In the latest push to make Wyoming a Powerball state, an interim legislative committee on Monday authorized legislation allowing Wyoming to join the multi-state lottery.
Individual lawmakers have sponsored Powerball bills in past legislative sessions, but this marks the first time a committee will formally introduce a bill of its own.
A Casper Star-Tribune poll of voters earlier this year showed that 62 percent support Powerball in Wyoming. The poll margin of error was 4 percent.
"The way I look at it, the lottery is something the majority of the people in this state want, and that's reason enough to pass the bill," said Wayne Reese, D-Cheyenne, a member of the Joint Interim Travel, Recreation, Wildlife and Cultural Resources Committee, which authorized the bill.
The committee is meeting in Cody this week to discuss a number of measures. It voted 8-5 in favor of the Powerball bill.
Reese said the committee's legislation will be modeled after a similar bill proposed in 2005 by Rep. Dave Edwards, R-Douglas. The bill will include funding to address gaming addiction, a factor that was missing from the 2005 bill and probably contributed to its demise.
State lawmakers have repeatedly defeated efforts to include Wyoming in Powerball, although the votes have been getting closer. Edwards' bill died on a 29-29 House vote in 2005.
Last summer, lawmakers considered calling for a nonbinding referendum to gauge public sentiment on the issue, but a legislative committee in December opted against sponsoring a referendum bill during the recent budget session.

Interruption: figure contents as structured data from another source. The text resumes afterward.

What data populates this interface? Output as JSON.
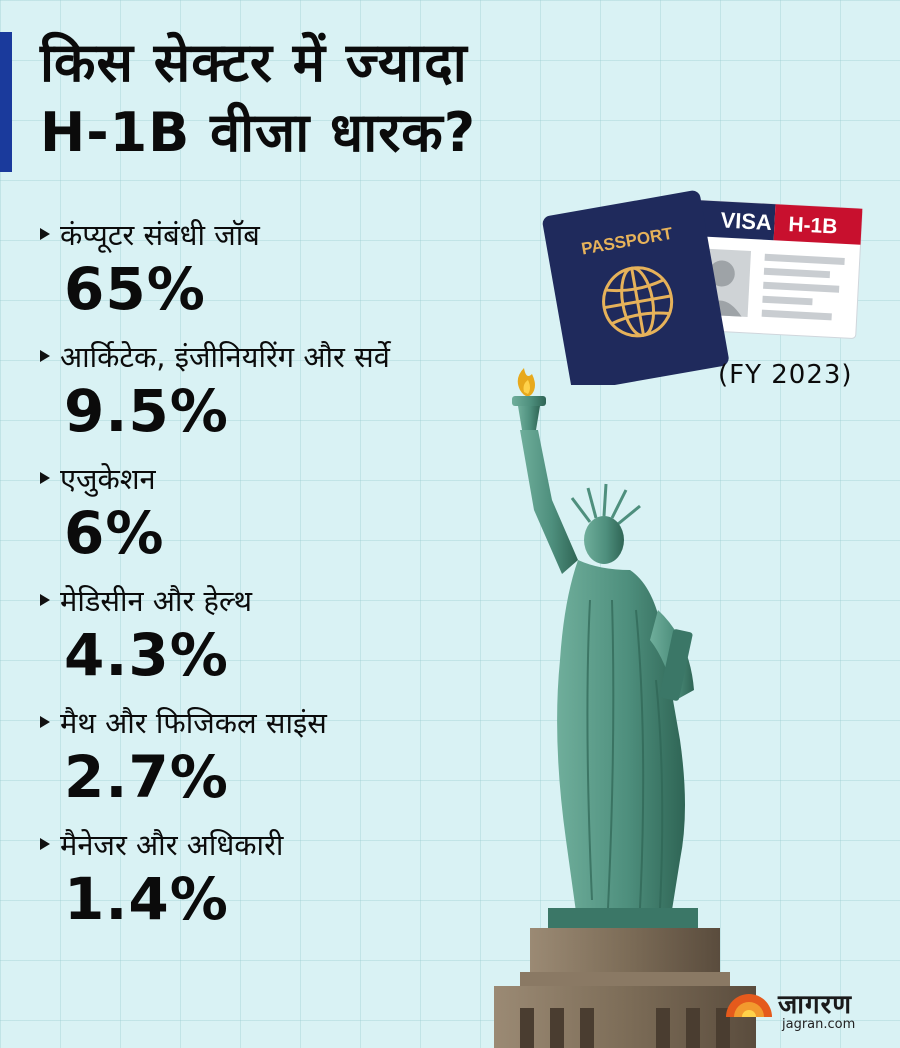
{
  "title": {
    "line1": "किस सेक्टर में ज्यादा",
    "line2": "H-1B वीजा धारक?"
  },
  "items": [
    {
      "label": "कंप्यूटर संबंधी जॉब",
      "value": "65%"
    },
    {
      "label": "आर्किटेक, इंजीनियरिंग और सर्वे",
      "value": "9.5%"
    },
    {
      "label": "एजुकेशन",
      "value": "6%"
    },
    {
      "label": "मेडिसीन और हेल्थ",
      "value": "4.3%"
    },
    {
      "label": "मैथ और फिजिकल साइंस",
      "value": "2.7%"
    },
    {
      "label": "मैनेजर और अधिकारी",
      "value": "1.4%"
    }
  ],
  "fiscal_year": "(FY 2023)",
  "passport": {
    "label": "PASSPORT",
    "icon": "globe-icon"
  },
  "visa": {
    "label": "VISA",
    "type": "H-1B"
  },
  "brand": {
    "name": "जागरण",
    "url": "jagran.com"
  },
  "colors": {
    "background": "#d9f2f4",
    "accent": "#1a3a9c",
    "passport": "#1f2a5c",
    "visa_red": "#c8102e",
    "statue": "#4e8f7d"
  }
}
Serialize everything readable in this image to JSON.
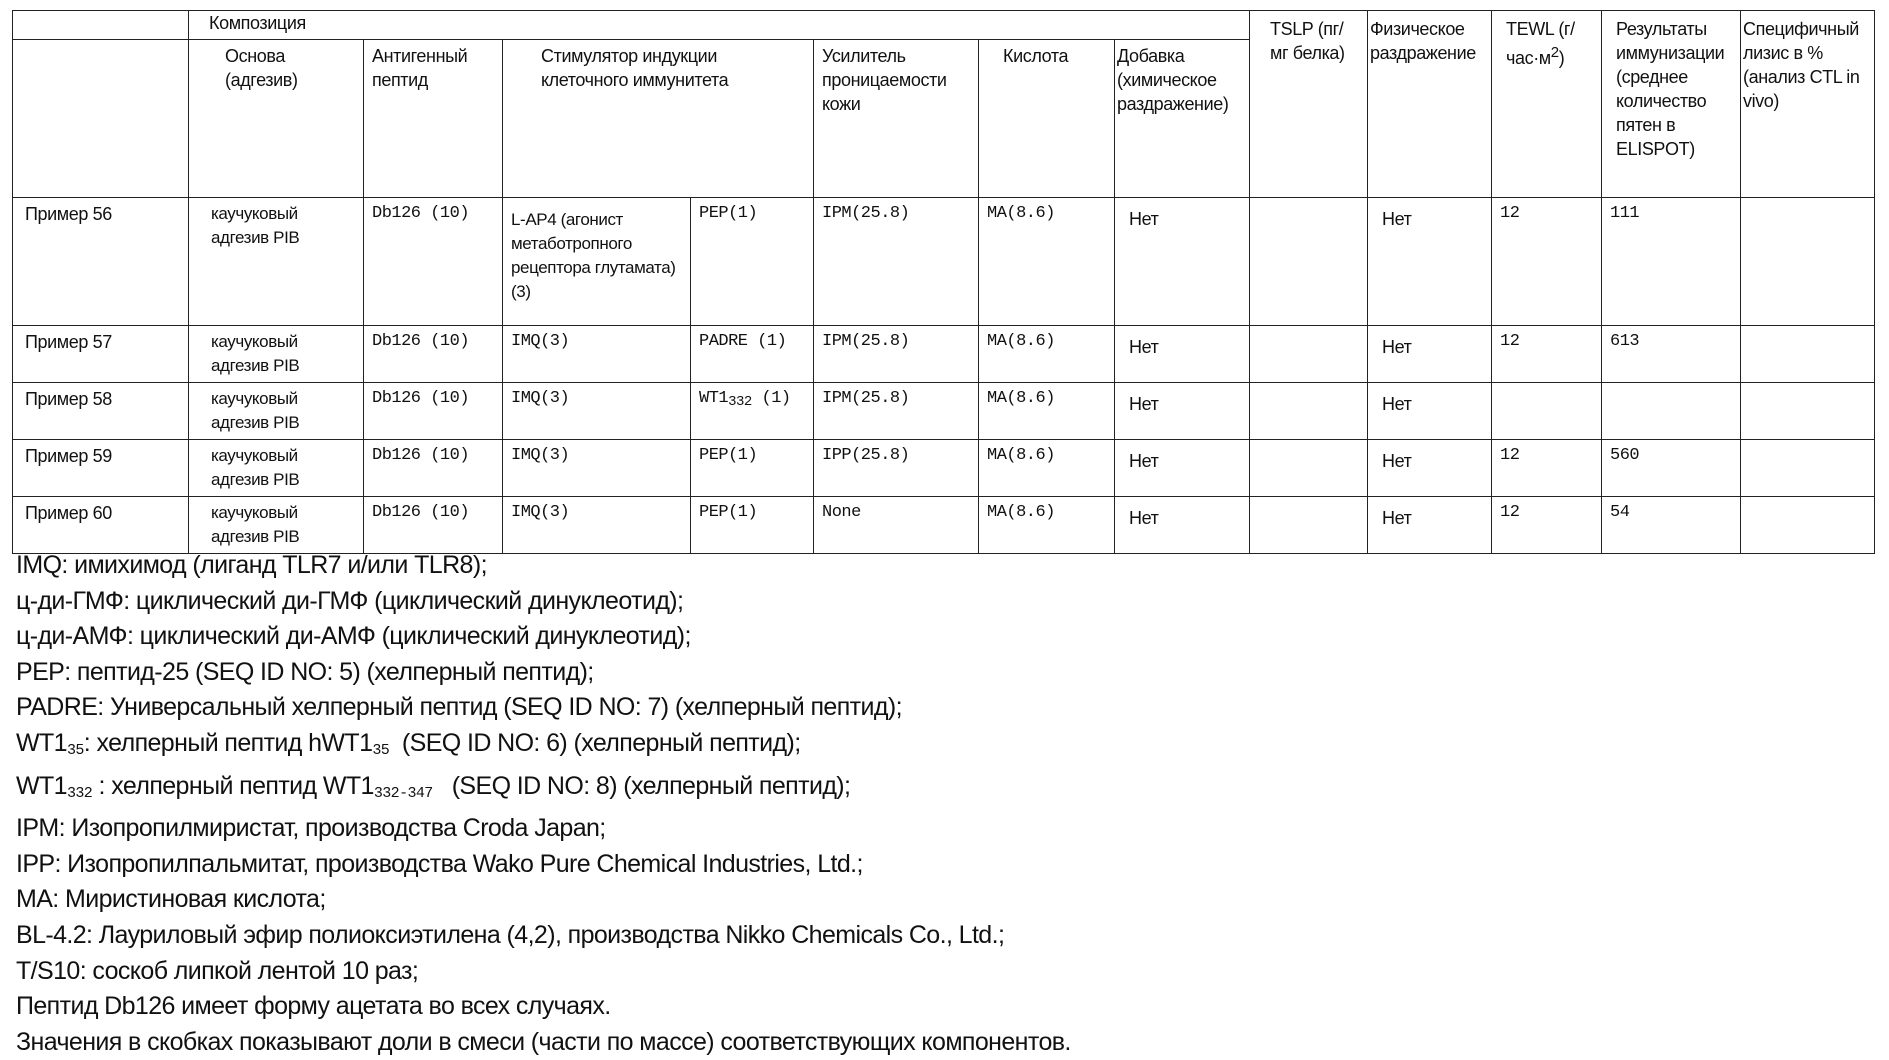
{
  "table": {
    "group_header": "Композиция",
    "headers": {
      "base": "Основа (адгезив)",
      "antigen": "Антигенный пептид",
      "stimulator": "Стимулятор индукции клеточного иммунитета",
      "enhancer": "Усилитель проницаемости кожи",
      "acid": "Кислота",
      "additive": "Добавка (химическое раздражение)",
      "tslp": "TSLP (пг/мг белка)",
      "physical": "Физическое раздражение",
      "tewl": "TEWL (г/час·м",
      "tewl_sup": "2",
      "tewl_end": ")",
      "immunization": "Результаты иммунизации (среднее количество пятен в ELISPOT)",
      "lysis": "Специфичный лизис в % (анализ CTL in vivo)"
    },
    "rows": [
      {
        "example": "Пример 56",
        "base": "каучуковый адгезив PIB",
        "antigen": "Db126 (10)",
        "stim1": "L-AP4 (агонист метаботропного рецептора глутамата) (3)",
        "stim2": "PEP(1)",
        "stim2_sub": "",
        "stim2_end": "",
        "enhancer": "IPM(25.8)",
        "acid": "MA(8.6)",
        "additive": "Нет",
        "tslp": "",
        "physical": "Нет",
        "tewl": "12",
        "immunization": "111",
        "lysis": ""
      },
      {
        "example": "Пример 57",
        "base": "каучуковый адгезив PIB",
        "antigen": "Db126 (10)",
        "stim1": "IMQ(3)",
        "stim2": "PADRE (1)",
        "stim2_sub": "",
        "stim2_end": "",
        "enhancer": "IPM(25.8)",
        "acid": "MA(8.6)",
        "additive": "Нет",
        "tslp": "",
        "physical": "Нет",
        "tewl": "12",
        "immunization": "613",
        "lysis": ""
      },
      {
        "example": "Пример 58",
        "base": "каучуковый адгезив PIB",
        "antigen": "Db126 (10)",
        "stim1": "IMQ(3)",
        "stim2": "WT1",
        "stim2_sub": "332",
        "stim2_end": " (1)",
        "enhancer": "IPM(25.8)",
        "acid": "MA(8.6)",
        "additive": "Нет",
        "tslp": "",
        "physical": "Нет",
        "tewl": "",
        "immunization": "",
        "lysis": ""
      },
      {
        "example": "Пример 59",
        "base": "каучуковый адгезив PIB",
        "antigen": "Db126 (10)",
        "stim1": "IMQ(3)",
        "stim2": "PEP(1)",
        "stim2_sub": "",
        "stim2_end": "",
        "enhancer": "IPP(25.8)",
        "acid": "MA(8.6)",
        "additive": "Нет",
        "tslp": "",
        "physical": "Нет",
        "tewl": "12",
        "immunization": "560",
        "lysis": ""
      },
      {
        "example": "Пример 60",
        "base": "каучуковый адгезив PIB",
        "antigen": "Db126 (10)",
        "stim1": "IMQ(3)",
        "stim2": "PEP(1)",
        "stim2_sub": "",
        "stim2_end": "",
        "enhancer": "None",
        "acid": "MA(8.6)",
        "additive": "Нет",
        "tslp": "",
        "physical": "Нет",
        "tewl": "12",
        "immunization": "54",
        "lysis": ""
      }
    ]
  },
  "footnotes": [
    [
      {
        "t": "IMQ: имихимод (лиганд TLR7 и/или TLR8);"
      }
    ],
    [
      {
        "t": "ц-ди-ГМФ: циклический ди-ГМФ (циклический динуклеотид);"
      }
    ],
    [
      {
        "t": "ц-ди-АМФ: циклический ди-АМФ (циклический динуклеотид);"
      }
    ],
    [
      {
        "t": "PEP: пептид-25 (SEQ ID NO: 5) (хелперный пептид);"
      }
    ],
    [
      {
        "t": "PADRE: Универсальный хелперный пептид (SEQ ID NO: 7) (хелперный пептид);"
      }
    ],
    [
      {
        "t": "WT1"
      },
      {
        "sub": "35"
      },
      {
        "t": ": хелперный пептид hWT1"
      },
      {
        "sub": "35"
      },
      {
        "t": "  (SEQ ID NO: 6) (хелперный пептид);"
      }
    ],
    [
      {
        "t": "WT1"
      },
      {
        "sub": "332"
      },
      {
        "t": " : хелперный пептид WT1"
      },
      {
        "sub": "332-347"
      },
      {
        "t": "   (SEQ ID NO: 8) (хелперный пептид);"
      }
    ],
    [
      {
        "t": "IPM: Изопропилмиристат, производства Croda Japan;"
      }
    ],
    [
      {
        "t": "IPP: Изопропилпальмитат, производства Wako Pure Chemical Industries, Ltd.;"
      }
    ],
    [
      {
        "t": "MA: Миристиновая кислота;"
      }
    ],
    [
      {
        "t": "BL-4.2: Лауриловый эфир полиоксиэтилена (4,2), производства Nikko Chemicals Co., Ltd.;"
      }
    ],
    [
      {
        "t": "T/S10: соскоб липкой лентой 10 раз;"
      }
    ],
    [
      {
        "t": "Пептид Db126 имеет форму ацетата во всех случаях."
      }
    ],
    [
      {
        "t": "Значения в скобках показывают доли в смеси (части по массе) соответствующих компонентов."
      }
    ]
  ]
}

Twenty-eight states, the District of Columbia and the U.S. Virgin Islands currently take part in Powerball. The largest-ever jackpot was $365 million won by eight co-workers at a Lincoln, Neb., ham processing plant in February.
The odds of winning a Powerball jackpot are approximately 1 in 146,107,962.
The numbers sound good to Cheyenne resident Kathy Meade, a supporter of Powerball in Wyoming.
Meade doesn't like the fact that so many Wyomingites travel out of state to buy lottery tickets. "I see an awful lot of dollars going to Colorado," she said.
Sundance resident Tom Richards said he makes the 30-mile drive to Spearfish, S.D., about once a month to by a lottery ticket. He'd play more often if he could buy his tickets in-state.
"I think that Wyoming should do it," said Richards, adding that he thinks the social problems blamed on gambling are overstated.
Paul Johnson of Lander said he opposes Powerball in Wyoming after seeing the negative effects of lotteries elsewhere in the country while he was in the military.
"I've seen people spend their house money, medication money, food money for gambling, and then it's gone," Johnson said. "It's not the rich who are spending their money on that."
It's unclear what kind of return Wyoming can expect if it decides to join the lottery community. States earn a portion of tickets sales, with legislatures deciding how the money is spent.
Rep. Edwards estimated in 2005 that the state could net about $10 million a year in Powerball proceeds. Reese said Monday he thinks the figure could be around $6 million.
The initial bill from the travel committee won't include a breakdown of how the state will spent its cut of the money. The committee will work out those details at its June meeting, Reese said.
The committee plans to introduce the bill when the Legislature meets in January.